The Noise Room is happy to share a track from The Tower of Light as our first Making Noise post of 2014. Beaming its sleepwalking sound from a bedroom in Brooklyn, his self-titled debut album deals in the marriage of polarities. At once delicate and severe, ecstatic then pensive, both sparse and lush, it follows a road that was paved by the early days of 4AD and its strange, beautiful diversity, while making unexpected stylistic detours as it winds its way through the ether.
Carrier is the third track from The Tower of Light’s self-titled debut which will be released February 4th, 2014 on Felte Sounds. You can stream or download the track below:
More about The Tower of Light:
Though the general mood is hypnotic and arresting in equal measure and the sonic details reveal no allegiance to any genre in particular, one consistent thread is the pairing of thoughtful melodic/harmonic counterpoints against tense, elaborate atmospherics. Imagine a catchy pop song being hijacked, slowed to a narcotic pitch, its words turned to surrealist poetry, then all of it wrapped in a warm blanket of drone. It’s these juxtapositions that consistently reveal the project’s center of gravity. “Carrier” begins as a bittersweet lament; harmonies compound until a small chorus is pining an unnamed loss, when suddenly things turn eerie; booming drums, lilting swells of unrecognizable instrumentation, panicked breaths and an atonal breakdown later, the mood is very different- more sensual, definitely more ominous- what was lost now seems buried on purpose. The monomaniacal “New God” obsesses simply and cyclically over a strange yearning in a cold, empty place but steadily accumulates mass and ferocity until it transmutes altogether into a hot, pummeling fury that fans of Swans may find familiar.

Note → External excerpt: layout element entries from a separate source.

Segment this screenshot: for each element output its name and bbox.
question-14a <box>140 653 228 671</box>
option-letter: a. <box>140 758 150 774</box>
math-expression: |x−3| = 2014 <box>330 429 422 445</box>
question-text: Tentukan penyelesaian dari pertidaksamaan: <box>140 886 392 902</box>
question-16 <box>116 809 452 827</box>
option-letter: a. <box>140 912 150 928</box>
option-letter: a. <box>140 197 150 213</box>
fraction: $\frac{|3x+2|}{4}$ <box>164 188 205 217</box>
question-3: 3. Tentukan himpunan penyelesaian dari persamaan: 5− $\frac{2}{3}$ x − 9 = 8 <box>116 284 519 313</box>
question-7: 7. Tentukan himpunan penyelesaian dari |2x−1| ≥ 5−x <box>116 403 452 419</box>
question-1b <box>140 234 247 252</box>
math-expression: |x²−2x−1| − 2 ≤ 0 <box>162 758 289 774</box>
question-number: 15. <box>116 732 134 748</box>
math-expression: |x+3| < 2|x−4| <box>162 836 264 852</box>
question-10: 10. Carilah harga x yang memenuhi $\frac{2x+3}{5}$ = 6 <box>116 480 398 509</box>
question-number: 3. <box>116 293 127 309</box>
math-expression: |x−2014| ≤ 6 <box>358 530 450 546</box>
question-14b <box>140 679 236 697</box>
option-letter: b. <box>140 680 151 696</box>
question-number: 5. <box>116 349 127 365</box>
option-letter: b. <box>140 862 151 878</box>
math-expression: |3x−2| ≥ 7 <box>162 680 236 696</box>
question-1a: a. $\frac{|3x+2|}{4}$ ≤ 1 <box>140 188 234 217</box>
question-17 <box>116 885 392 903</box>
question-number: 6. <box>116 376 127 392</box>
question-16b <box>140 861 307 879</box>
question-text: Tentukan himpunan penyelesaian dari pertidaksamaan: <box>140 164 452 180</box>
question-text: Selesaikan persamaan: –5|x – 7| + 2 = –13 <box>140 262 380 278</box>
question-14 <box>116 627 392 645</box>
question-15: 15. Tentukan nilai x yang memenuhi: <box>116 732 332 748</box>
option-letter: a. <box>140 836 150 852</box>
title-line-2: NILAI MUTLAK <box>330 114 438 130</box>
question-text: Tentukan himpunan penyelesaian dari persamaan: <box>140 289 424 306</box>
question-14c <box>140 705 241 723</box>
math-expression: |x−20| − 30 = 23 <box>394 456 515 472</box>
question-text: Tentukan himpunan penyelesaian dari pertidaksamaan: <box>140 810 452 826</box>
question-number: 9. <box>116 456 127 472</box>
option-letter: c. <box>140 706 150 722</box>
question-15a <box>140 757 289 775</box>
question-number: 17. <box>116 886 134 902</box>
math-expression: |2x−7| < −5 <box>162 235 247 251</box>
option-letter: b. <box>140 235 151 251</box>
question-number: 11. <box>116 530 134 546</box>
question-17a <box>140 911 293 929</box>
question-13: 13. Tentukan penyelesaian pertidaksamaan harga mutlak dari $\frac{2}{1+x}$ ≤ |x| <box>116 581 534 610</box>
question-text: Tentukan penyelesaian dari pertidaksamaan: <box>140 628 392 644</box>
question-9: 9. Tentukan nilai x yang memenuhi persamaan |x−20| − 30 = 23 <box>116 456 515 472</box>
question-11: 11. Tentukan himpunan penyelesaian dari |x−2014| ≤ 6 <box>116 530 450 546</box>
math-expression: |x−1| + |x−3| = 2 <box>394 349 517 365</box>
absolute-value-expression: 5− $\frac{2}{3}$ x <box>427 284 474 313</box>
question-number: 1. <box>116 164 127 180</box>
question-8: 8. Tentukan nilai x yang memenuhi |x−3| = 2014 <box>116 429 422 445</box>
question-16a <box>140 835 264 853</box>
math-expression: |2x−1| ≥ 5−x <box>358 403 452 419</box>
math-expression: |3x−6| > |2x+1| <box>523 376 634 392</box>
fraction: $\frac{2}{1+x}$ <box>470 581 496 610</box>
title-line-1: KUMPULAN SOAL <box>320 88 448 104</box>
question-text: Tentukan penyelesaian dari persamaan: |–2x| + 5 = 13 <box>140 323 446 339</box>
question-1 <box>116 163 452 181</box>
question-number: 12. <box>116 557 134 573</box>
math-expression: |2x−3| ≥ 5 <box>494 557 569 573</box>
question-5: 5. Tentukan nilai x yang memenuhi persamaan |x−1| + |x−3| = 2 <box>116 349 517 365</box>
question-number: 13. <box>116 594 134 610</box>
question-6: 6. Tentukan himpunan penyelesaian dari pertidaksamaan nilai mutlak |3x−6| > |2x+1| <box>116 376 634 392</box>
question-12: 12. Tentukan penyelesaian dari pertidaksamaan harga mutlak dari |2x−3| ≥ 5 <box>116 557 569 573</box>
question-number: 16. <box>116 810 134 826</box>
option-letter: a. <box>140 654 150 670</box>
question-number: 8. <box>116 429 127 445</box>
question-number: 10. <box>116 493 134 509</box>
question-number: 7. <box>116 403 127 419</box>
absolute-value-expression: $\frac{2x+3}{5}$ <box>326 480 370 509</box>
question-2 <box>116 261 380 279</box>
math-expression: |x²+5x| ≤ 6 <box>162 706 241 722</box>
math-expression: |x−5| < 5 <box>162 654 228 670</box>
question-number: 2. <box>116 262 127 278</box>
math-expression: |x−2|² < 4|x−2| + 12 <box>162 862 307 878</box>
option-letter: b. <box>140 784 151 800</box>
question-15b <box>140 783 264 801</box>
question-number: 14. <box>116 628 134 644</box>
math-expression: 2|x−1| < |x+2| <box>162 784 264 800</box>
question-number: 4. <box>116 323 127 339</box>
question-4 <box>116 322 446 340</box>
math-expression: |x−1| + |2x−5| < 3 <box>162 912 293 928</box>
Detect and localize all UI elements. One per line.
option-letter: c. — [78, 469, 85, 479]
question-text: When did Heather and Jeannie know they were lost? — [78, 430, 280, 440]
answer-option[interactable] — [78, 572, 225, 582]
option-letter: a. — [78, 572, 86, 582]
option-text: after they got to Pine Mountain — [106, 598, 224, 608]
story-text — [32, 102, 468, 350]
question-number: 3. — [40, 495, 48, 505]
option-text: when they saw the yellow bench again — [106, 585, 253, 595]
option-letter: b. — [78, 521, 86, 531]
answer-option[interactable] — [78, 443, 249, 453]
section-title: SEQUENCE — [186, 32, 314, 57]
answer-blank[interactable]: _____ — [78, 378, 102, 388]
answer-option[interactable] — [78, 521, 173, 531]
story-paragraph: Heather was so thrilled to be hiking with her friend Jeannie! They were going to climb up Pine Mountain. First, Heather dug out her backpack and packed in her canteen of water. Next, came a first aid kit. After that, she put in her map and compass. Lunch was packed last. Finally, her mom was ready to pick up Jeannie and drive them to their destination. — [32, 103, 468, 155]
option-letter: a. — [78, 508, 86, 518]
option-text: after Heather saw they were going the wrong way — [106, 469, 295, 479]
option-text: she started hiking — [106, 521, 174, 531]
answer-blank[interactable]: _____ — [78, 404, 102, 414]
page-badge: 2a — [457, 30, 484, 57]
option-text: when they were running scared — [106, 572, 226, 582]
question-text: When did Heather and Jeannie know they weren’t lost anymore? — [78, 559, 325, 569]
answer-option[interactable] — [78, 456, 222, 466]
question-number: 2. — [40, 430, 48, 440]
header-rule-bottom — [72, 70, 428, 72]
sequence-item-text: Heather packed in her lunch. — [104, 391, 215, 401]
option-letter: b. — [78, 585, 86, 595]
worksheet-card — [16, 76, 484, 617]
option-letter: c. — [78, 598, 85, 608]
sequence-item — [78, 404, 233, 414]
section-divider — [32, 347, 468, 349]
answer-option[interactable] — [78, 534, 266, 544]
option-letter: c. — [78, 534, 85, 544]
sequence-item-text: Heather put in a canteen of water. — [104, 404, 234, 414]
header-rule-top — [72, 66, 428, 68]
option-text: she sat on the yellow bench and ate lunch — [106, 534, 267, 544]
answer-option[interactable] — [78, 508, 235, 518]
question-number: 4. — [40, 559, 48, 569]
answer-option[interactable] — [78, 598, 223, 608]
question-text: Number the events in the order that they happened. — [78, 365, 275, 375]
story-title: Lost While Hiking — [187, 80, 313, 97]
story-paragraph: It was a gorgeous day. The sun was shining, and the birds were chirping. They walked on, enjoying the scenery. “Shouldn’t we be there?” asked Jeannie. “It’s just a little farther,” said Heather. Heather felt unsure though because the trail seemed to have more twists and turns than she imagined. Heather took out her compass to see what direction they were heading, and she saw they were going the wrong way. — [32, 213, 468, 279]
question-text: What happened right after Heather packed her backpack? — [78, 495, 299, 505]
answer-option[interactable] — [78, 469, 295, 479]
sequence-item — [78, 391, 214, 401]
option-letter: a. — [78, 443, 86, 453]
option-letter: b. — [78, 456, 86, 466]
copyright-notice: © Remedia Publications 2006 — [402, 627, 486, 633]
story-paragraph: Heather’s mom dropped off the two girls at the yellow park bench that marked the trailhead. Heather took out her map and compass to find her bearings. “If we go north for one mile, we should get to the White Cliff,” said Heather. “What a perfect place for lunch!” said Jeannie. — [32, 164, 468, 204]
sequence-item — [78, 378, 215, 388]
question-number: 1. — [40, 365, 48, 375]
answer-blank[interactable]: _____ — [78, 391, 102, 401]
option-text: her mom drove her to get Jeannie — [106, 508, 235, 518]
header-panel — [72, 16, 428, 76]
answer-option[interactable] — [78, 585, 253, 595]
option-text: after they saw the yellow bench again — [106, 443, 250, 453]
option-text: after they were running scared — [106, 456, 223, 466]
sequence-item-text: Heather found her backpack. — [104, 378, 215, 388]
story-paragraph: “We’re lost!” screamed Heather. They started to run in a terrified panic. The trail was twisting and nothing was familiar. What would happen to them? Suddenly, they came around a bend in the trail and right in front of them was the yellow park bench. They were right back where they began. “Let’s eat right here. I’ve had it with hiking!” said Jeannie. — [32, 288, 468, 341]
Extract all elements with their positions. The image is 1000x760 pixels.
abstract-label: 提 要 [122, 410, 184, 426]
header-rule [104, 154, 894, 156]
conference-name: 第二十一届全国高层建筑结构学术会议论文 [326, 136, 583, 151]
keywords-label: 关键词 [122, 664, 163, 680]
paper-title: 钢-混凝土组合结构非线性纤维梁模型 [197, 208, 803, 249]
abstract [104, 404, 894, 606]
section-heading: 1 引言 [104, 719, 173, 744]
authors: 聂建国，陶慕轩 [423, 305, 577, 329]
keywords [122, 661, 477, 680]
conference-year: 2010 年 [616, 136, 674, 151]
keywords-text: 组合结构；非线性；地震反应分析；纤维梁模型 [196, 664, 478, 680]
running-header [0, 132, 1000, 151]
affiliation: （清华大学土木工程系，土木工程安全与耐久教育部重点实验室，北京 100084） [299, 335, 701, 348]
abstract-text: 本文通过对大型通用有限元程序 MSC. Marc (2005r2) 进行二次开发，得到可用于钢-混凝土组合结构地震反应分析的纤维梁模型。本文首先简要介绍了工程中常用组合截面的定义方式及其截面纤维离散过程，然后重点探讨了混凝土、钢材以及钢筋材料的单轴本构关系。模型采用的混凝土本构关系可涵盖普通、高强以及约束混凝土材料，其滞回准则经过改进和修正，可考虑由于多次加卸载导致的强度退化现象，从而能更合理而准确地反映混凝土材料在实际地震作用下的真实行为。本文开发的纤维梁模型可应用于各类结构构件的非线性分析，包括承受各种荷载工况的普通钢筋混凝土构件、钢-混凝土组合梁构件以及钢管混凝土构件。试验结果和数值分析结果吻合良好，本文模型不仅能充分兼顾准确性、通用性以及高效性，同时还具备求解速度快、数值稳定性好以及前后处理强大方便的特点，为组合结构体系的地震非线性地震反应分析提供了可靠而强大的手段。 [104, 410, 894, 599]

Comparatively, “Honey Resist” shimmers behind an opaque haze of rising melodies which careen into one another, intertwining sweetly, refocusing the listener on the light as opposed to the end of the tunnel. “Lightnet” feels sinister, it drives manic and white-knuckled toward whats seems will be an unavoidably violent climax only to pause, take a deep breath, and soar into space instead.
Relentlessly unpredictable and effortlessly genre-defying, The Tower of Light can be difficult to pin down. And while some may read the aesthetics as more black-hole than shining sun, this is music that feels very aware that both are just different states in the same life cycle.